Clearly, nothing will happen without connectivity, so networking is the central, crucial, enabling infrastructure for the IoT. But Bosch’s strategic pillars are sensors, software and services. Bandwidth is a commodity to be bought from the lowest priced supplier who can deliver the speed and resilience required by the application.
Bosch believes most machine-to-machine communications will be local and limited to the machine, production line, home or factory automation system of which it is a part. Relatively little data needs to break out into the Internet or the public network. For example, most on-board electronics will aim to keep passengers, cargo and vehicles safe in transit. Low latency is a non-negotiable. At the outset, vehicle-to-vehicle and vehicle-to-infrastructure (street) communications are likely to use Lidar rather than 5G. And edge computing (with edge data centres) will reduce the amount of traffic transmitted over the access and core networks.
There are some emerging applications that require massive connectivity and bandwidth for which telcos may be uniquely suited. One such example is a city or regional Intelligent Integrated Intermodal Transport System.

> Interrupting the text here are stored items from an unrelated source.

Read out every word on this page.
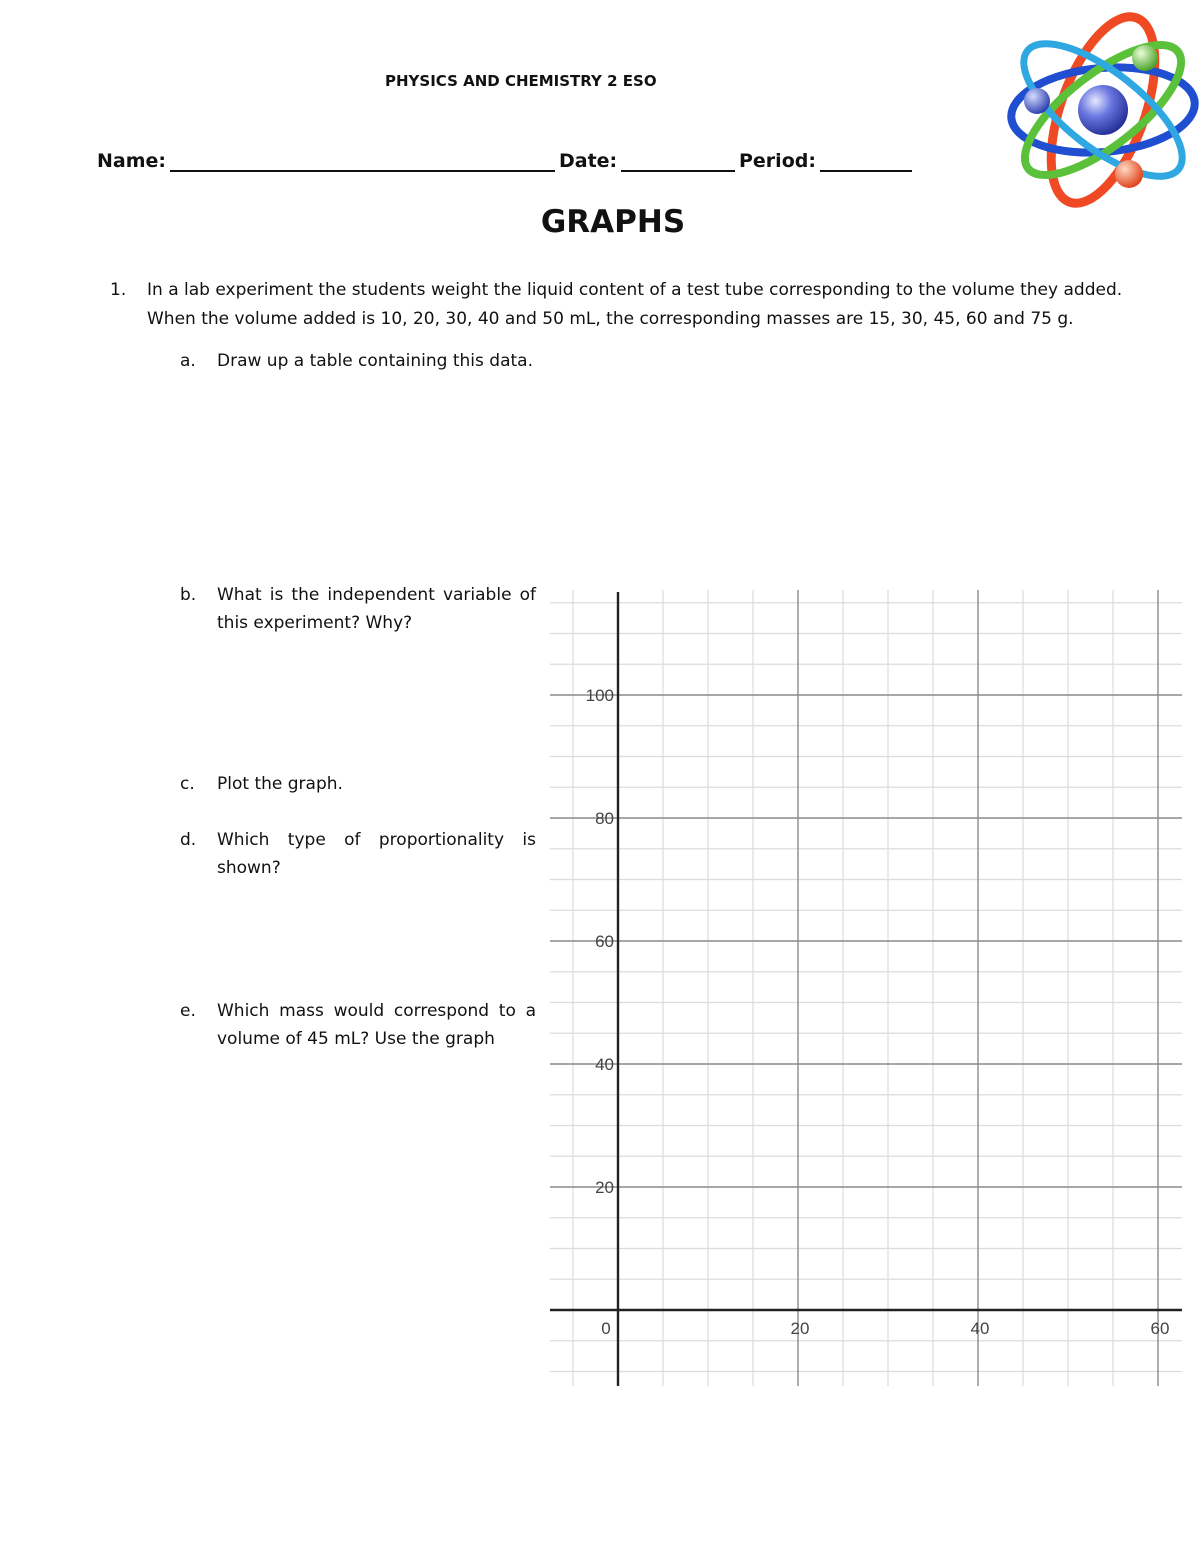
PHYSICS AND CHEMISTRY 2 ESO
Name:	Date:	Period:
GRAPHS
1. In a lab experiment the students weight the liquid content of a test tube corresponding to the volume they added. When the volume added is 10, 20, 30, 40 and 50 mL, the corresponding masses are 15, 30, 45, 60 and 75 g.
a. Draw up a table containing this data.
b. What is the independent variable of this experiment? Why?
c. Plot the graph.
d. Which type of proportionality is shown?
e. Which mass would correspond to a volume of 45 mL? Use the graph
20
40
60
80
100
0	20	40	60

Passenger and goods needs are sensed, data is fed into a centralised processing systems that control the allocation of vehicles, timing of journeys and information is communicated back to the users. Notwithstanding, advances in decentralised computing and artificial intelligence-based self-organising systems may limit core network traffic.
Inevitably, industry standards for applications and vertical markets will precipitate out of the present alphabet soup of initiatives. This presents an opportunity for the telcos to play at the scale to which they are accustomed.
Nevertheless, customers are looking for someone to take responsibility for connectivity in every IoT-based system. Telcos can reorganise to service the granularity required for individual systems, or partner with firms that are prepared to get their hands dirty assembling and managing the (mostly) customised applications. Offering customers that “one throat to choke” may be risky, but it might also be telcos’ best chance of becoming essential members of the emerging IoT ecosystems.